Things however get off to a messy start as Marni's efforts to cash in on a lavish wedding being held at the resort backfire while the time share itself already has a resident: Marni's entomologist brother Steven (Rob Huebel), who knows more about butterflies in the Amazon rainforest than behaving like an actual person. All of the above hits Dave the hardest as he had hoped to use said trip to bond with Max, who's going through a weird stage ("Stages can last like 13 years right?" he quips). Meanwhile, Marni quickly becomes obsessed with snagged the only public cabana from an uptight actuary named Holly (Joy Osmanski).
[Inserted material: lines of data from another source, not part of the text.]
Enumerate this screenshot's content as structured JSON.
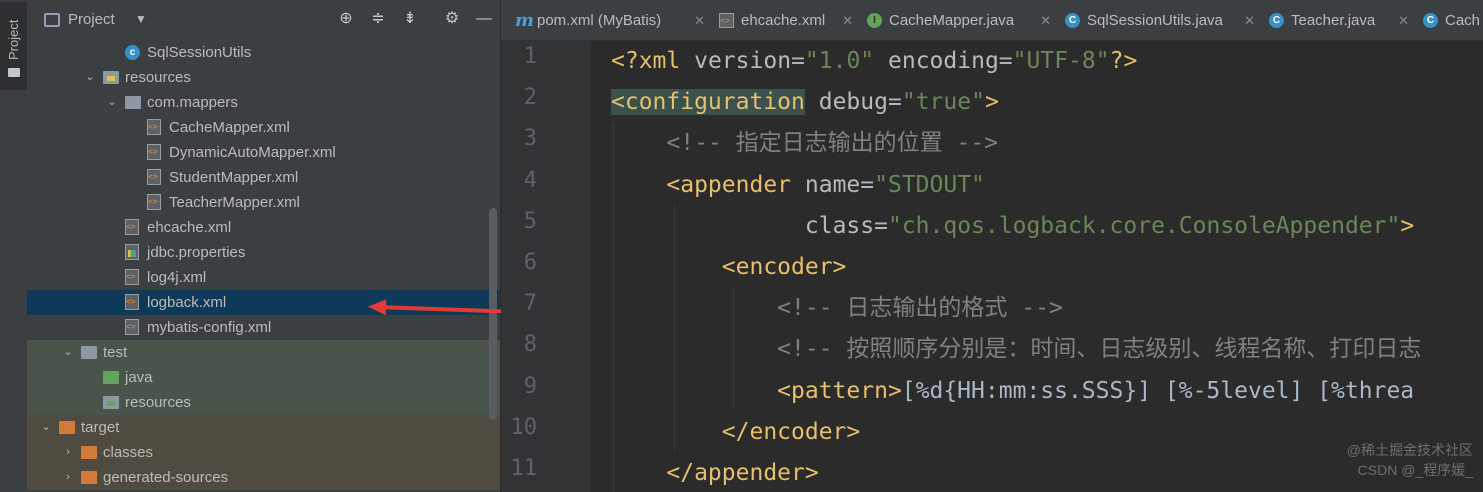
{
  "sidebar_stripe": {
    "label": "Project"
  },
  "project_panel": {
    "title": "Project",
    "tree": [
      {
        "label": "SqlSessionUtils",
        "icon": "class-icon",
        "depth": 3
      },
      {
        "label": "resources",
        "icon": "resources-folder-icon",
        "depth": 2,
        "arrow": "⌄"
      },
      {
        "label": "com.mappers",
        "icon": "folder-icon",
        "depth": 3,
        "arrow": "⌄"
      },
      {
        "label": "CacheMapper.xml",
        "icon": "xml-file-icon",
        "depth": 4
      },
      {
        "label": "DynamicAutoMapper.xml",
        "icon": "xml-file-icon",
        "depth": 4
      },
      {
        "label": "StudentMapper.xml",
        "icon": "xml-file-icon",
        "depth": 4
      },
      {
        "label": "TeacherMapper.xml",
        "icon": "xml-file-icon",
        "depth": 4
      },
      {
        "label": "ehcache.xml",
        "icon": "xml-file-icon",
        "depth": 3
      },
      {
        "label": "jdbc.properties",
        "icon": "properties-file-icon",
        "depth": 3
      },
      {
        "label": "log4j.xml",
        "icon": "xml-file-icon",
        "depth": 3
      },
      {
        "label": "logback.xml",
        "icon": "xml-file-icon",
        "depth": 3,
        "selected": true
      },
      {
        "label": "mybatis-config.xml",
        "icon": "xml-file-icon",
        "depth": 3
      },
      {
        "label": "test",
        "icon": "folder-icon",
        "depth": 1,
        "arrow": "⌄"
      },
      {
        "label": "java",
        "icon": "test-source-folder-icon",
        "depth": 2
      },
      {
        "label": "resources",
        "icon": "test-resources-folder-icon",
        "depth": 2
      },
      {
        "label": "target",
        "icon": "excluded-folder-icon",
        "depth": 0,
        "arrow": "⌄"
      },
      {
        "label": "classes",
        "icon": "excluded-folder-icon",
        "depth": 1,
        "arrow": "›"
      },
      {
        "label": "generated-sources",
        "icon": "excluded-folder-icon",
        "depth": 1,
        "arrow": "›"
      }
    ]
  },
  "editor_tabs": [
    {
      "label": "pom.xml (MyBatis)",
      "icon": "maven-icon"
    },
    {
      "label": "ehcache.xml",
      "icon": "xml-file-icon"
    },
    {
      "label": "CacheMapper.java",
      "icon": "interface-icon"
    },
    {
      "label": "SqlSessionUtils.java",
      "icon": "class-icon"
    },
    {
      "label": "Teacher.java",
      "icon": "class-icon"
    },
    {
      "label": "Cach",
      "icon": "class-icon"
    }
  ],
  "editor": {
    "line_numbers": [
      "1",
      "2",
      "3",
      "4",
      "5",
      "6",
      "7",
      "8",
      "9",
      "10",
      "11"
    ],
    "lines": [
      [
        [
          "t-tag",
          "<?xml"
        ],
        [
          "",
          " "
        ],
        [
          "t-attr",
          "version"
        ],
        [
          "",
          "="
        ],
        [
          "t-val",
          "\"1.0\""
        ],
        [
          "",
          " "
        ],
        [
          "t-attr",
          "encoding"
        ],
        [
          "",
          "="
        ],
        [
          "t-val",
          "\"UTF-8\""
        ],
        [
          "t-tag",
          "?>"
        ]
      ],
      [
        [
          "t-tag hl-tag",
          "<configuration"
        ],
        [
          "",
          " "
        ],
        [
          "t-attr",
          "debug"
        ],
        [
          "",
          "="
        ],
        [
          "t-val",
          "\"true\""
        ],
        [
          "t-tag",
          ">"
        ]
      ],
      [
        [
          "",
          "    "
        ],
        [
          "t-cmt",
          "<!-- 指定日志输出的位置 -->"
        ]
      ],
      [
        [
          "",
          "    "
        ],
        [
          "t-tag",
          "<appender"
        ],
        [
          "",
          " "
        ],
        [
          "t-attr",
          "name"
        ],
        [
          "",
          "="
        ],
        [
          "t-val",
          "\"STDOUT\""
        ]
      ],
      [
        [
          "",
          "              "
        ],
        [
          "t-attr",
          "class"
        ],
        [
          "",
          "="
        ],
        [
          "t-val",
          "\"ch.qos.logback.core.ConsoleAppender\""
        ],
        [
          "t-tag",
          ">"
        ]
      ],
      [
        [
          "",
          "        "
        ],
        [
          "t-tag",
          "<encoder>"
        ]
      ],
      [
        [
          "",
          "            "
        ],
        [
          "t-cmt",
          "<!-- 日志输出的格式 -->"
        ]
      ],
      [
        [
          "",
          "            "
        ],
        [
          "t-cmt",
          "<!-- 按照顺序分别是：时间、日志级别、线程名称、打印日志"
        ]
      ],
      [
        [
          "",
          "            "
        ],
        [
          "t-tag",
          "<pattern>"
        ],
        [
          "",
          "[%d{HH:mm:ss.SSS}] [%-5level] [%threa"
        ]
      ],
      [
        [
          "",
          "        "
        ],
        [
          "t-tag",
          "</encoder>"
        ]
      ],
      [
        [
          "",
          "    "
        ],
        [
          "t-tag",
          "</appender>"
        ]
      ]
    ]
  },
  "watermark": {
    "line1": "@稀土掘金技术社区",
    "line2": "CSDN @_程序媛_"
  },
  "colors": {
    "selection": "#0d3a58",
    "arrow_annotation": "#e33a35"
  }
}
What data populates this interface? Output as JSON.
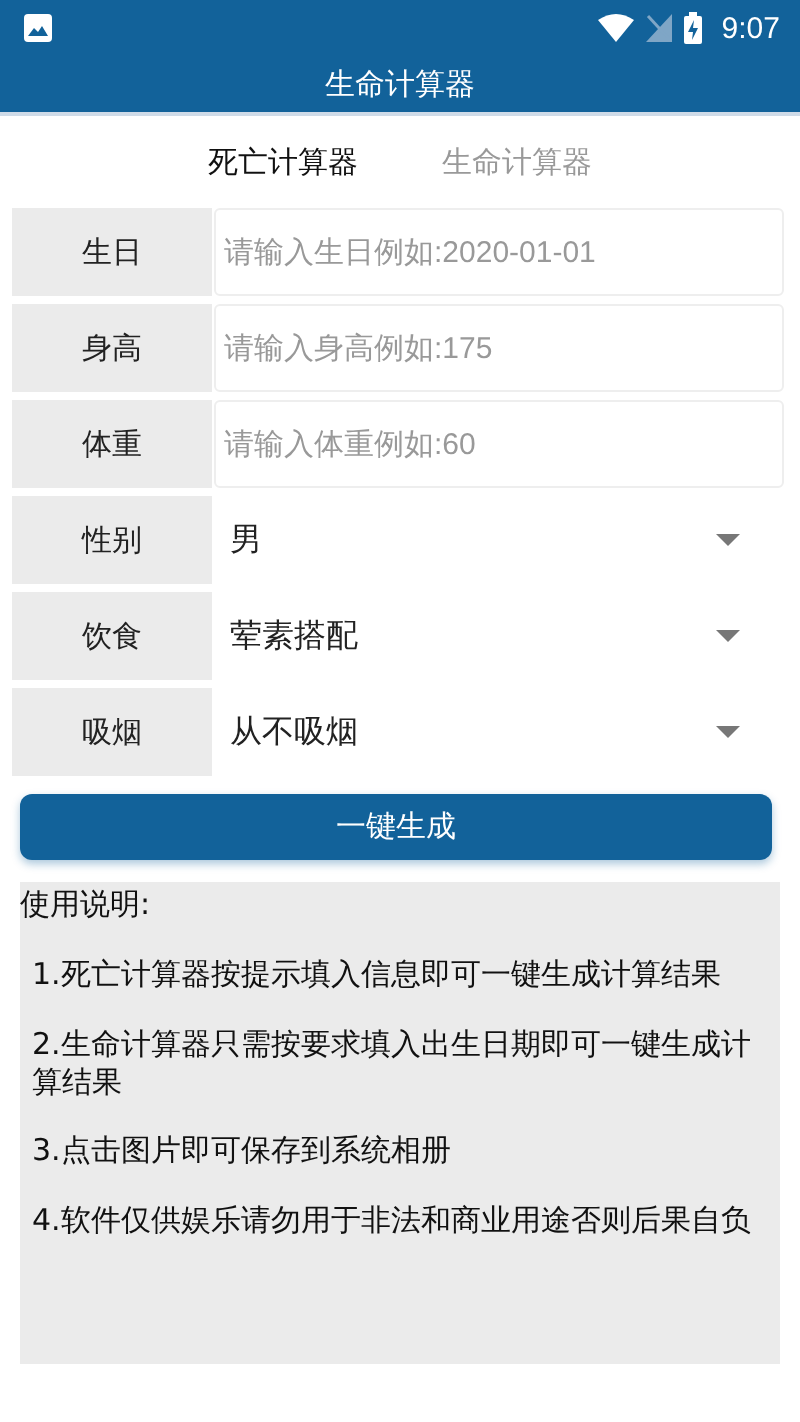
{
  "status_bar": {
    "time": "9:07"
  },
  "app_bar": {
    "title": "生命计算器"
  },
  "tabs": [
    {
      "label": "死亡计算器",
      "selected": true
    },
    {
      "label": "生命计算器",
      "selected": false
    }
  ],
  "form": [
    {
      "kind": "input",
      "label": "生日",
      "placeholder": "请输入生日例如:2020-01-01"
    },
    {
      "kind": "input",
      "label": "身高",
      "placeholder": "请输入身高例如:175"
    },
    {
      "kind": "input",
      "label": "体重",
      "placeholder": "请输入体重例如:60"
    },
    {
      "kind": "select",
      "label": "性别",
      "value": "男"
    },
    {
      "kind": "select",
      "label": "饮食",
      "value": "荤素搭配"
    },
    {
      "kind": "select",
      "label": "吸烟",
      "value": "从不吸烟"
    }
  ],
  "generate_button": "一键生成",
  "instructions": {
    "heading": "使用说明:",
    "items": [
      "1.死亡计算器按提示填入信息即可一键生成计算结果",
      "2.生命计算器只需按要求填入出生日期即可一键生成计算结果",
      "3.点击图片即可保存到系统相册",
      "4.软件仅供娱乐请勿用于非法和商业用途否则后果自负"
    ]
  }
}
As for the kids, Max pines over Bree Daniels (Sadie Calvano), a girl from back home who's also vacationing at their resort, while Jenna finds her newfound womanly physique gets the attention of the meatheads who previously ignored her. Ultimately, the Bronskys rally and everyone makes some memories, albeit not the ones they were hoping to going in.
What works: For all its manic energy, the show is unexpectedly sweet and thoughtful as Marni and Dave look back on the events in almost a "Wonder Years"-esque fashion, complete with closing narration set to a montage of the experience. It's legitimately funny as well, as Marni and Dave bemoan their parenting skills (Marni: "Jenna is such a good kid. Do you think it's because she's adopted? Is it our genes that are ruining the other two?" Dave: "Oh without question.") and the etiquette over what level of personal property is required to save a seat by the pool (a book? goggles? a magazine? a towel?) is thoroughly examined. It's also wonderfully silly in parts as Marni and Dave inadvertently continue to ruin portions of the aforementioned wedding while Steven relentlessly stabs Dave with an EpiPen after he has a reaction to crab meat.
What doesn't: It's not necessarily always a seamless transition between the above elements. Most notably, the opening tag feels unnecessarily schmaltzy and unearned - especially when it's going to mine that territory again at the very end - while the present day pops sometimes take away the energy of scenes rather than add to them. Either way it definitely feels like a show - from the comedic rocks that are O'Malley and Harris to a script that's not shy about making them look silly or sweet - and...
The bottom line: ...definitely more so than the new comedies currently on FOX's schedule.